Later, the Rev. Thomas Vialls, was quite absent, but made one of his rare appearances in the parish to conduct the wedding of his curate Henry Comyn and Philadelphia Heylyn in 1815. Comyn, brother of Lord Nelson's chaplain Stephen George Comyn, carried out a comprehensive census and register of the parish in 1817 (which then included Sway), and compiled the notebooks of Boldre. He sought to track the growth of religious dissent of parishioners, especially in a region of considerable conversion to Baptism, reflected in careful recording of Dissenters in his notebooks.

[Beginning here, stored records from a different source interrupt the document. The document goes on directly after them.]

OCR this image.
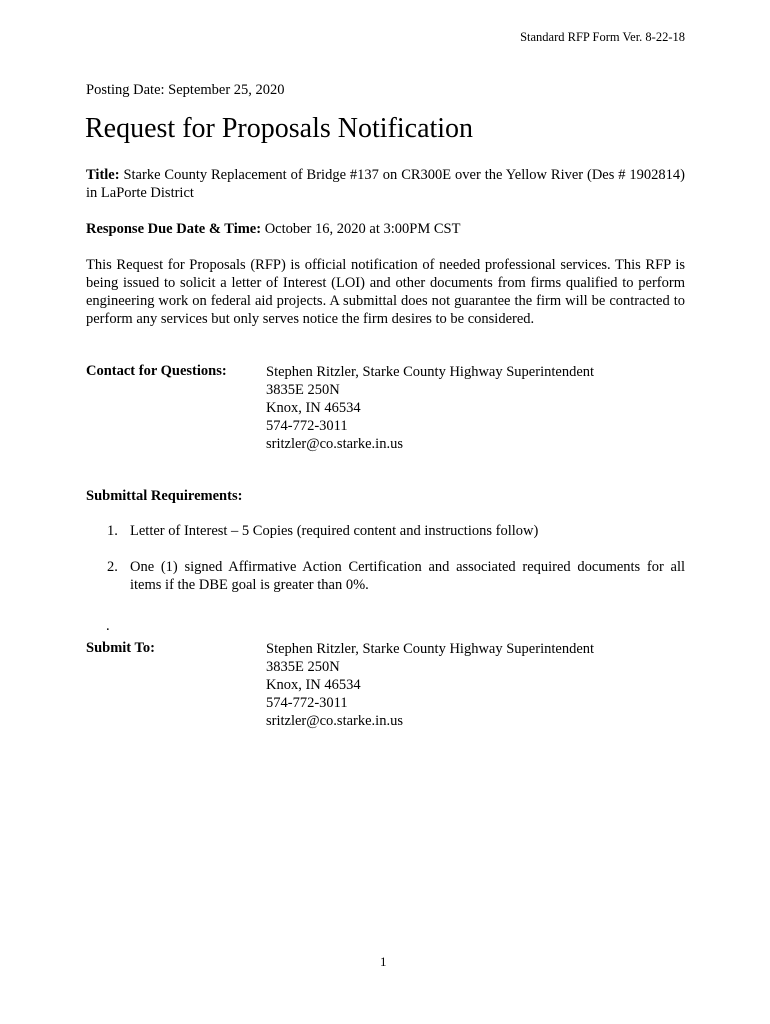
Standard RFP Form Ver. 8-22-18
Posting Date: September 25, 2020
Request for Proposals Notification

Title: Starke County Replacement of Bridge #137 on CR300E over the Yellow River (Des # 1902814) in LaPorte District

Response Due Date & Time: October 16, 2020 at 3:00PM CST

This Request for Proposals (RFP) is official notification of needed professional services. This RFP is being issued to solicit a letter of Interest (LOI) and other documents from firms qualified to perform engineering work on federal aid projects. A submittal does not guarantee the firm will be contracted to perform any services but only serves notice the firm desires to be considered.

Contact for Questions:	Stephen Ritzler, Starke County Highway Superintendent
3835E 250N
Knox, IN 46534
574-772-3011
sritzler@co.starke.in.us
Submittal Requirements:
1. Letter of Interest – 5 Copies (required content and instructions follow)
2. One (1) signed Affirmative Action Certification and associated required documents for all items if the DBE goal is greater than 0%.
.
Submit To:	Stephen Ritzler, Starke County Highway Superintendent
3835E 250N
Knox, IN 46534
574-772-3011
sritzler@co.starke.in.us
1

The Baptist church at Beaulieu Rails (East Boldre) was founded in 1810 and at Sway in the west of the parish in 1816. He probably saw the Independents and Methodists as waywards Christians but less attractive. The records have been of use to genealogy and socio-religious history.
He also published a book entitled Substance of part of the lectures delivered in the United parishes of Boldre and Brockenhurst, which was printed and published by Galpine of Lymington. The British Library copy contains many amendments in Comyn's own hand and there is also a copy in the University of Southampton Library, Cope Collection.

===Caroline Southey===
Another who linked the village with literature was Caroline Bowles, who in 1839 married the Poet Laureate Robert Southey.

===Hood Association===
The Church commemorates because Hoods final Admiral Lancelot Holland was a regular worshipper at the church before World War II. The Hood Association attended and promoted an Annual Boldre Service, no longer widely promulgated, but the largest public service of remembrance for the Hood, generally the week before their reunion dinner and service of remembrance always on the Saturday nearest to 24 May.

===Priest in Prison===
After World War II, notable vicar John Hayter served the parish, who had spent much of the war as a padre in the ill-treated, malnourished Changi Prison during the Japanese occupation of Singapore. He wrote of his experiences.

==Folklore==
The local pub, the Red Lion, dates from the 17th century and is named after a creature of local folklore, the Stratford Lyon. Supposedly it was a giant red lion with a wild mane, yellow eyes, large teeth, and huge stag-like antlers, pulled from the ground by verderer John Stratford in a nearby wood named Haresmede in the early 15th century. There have been recorded sightings of the monster as recently as the 20th century.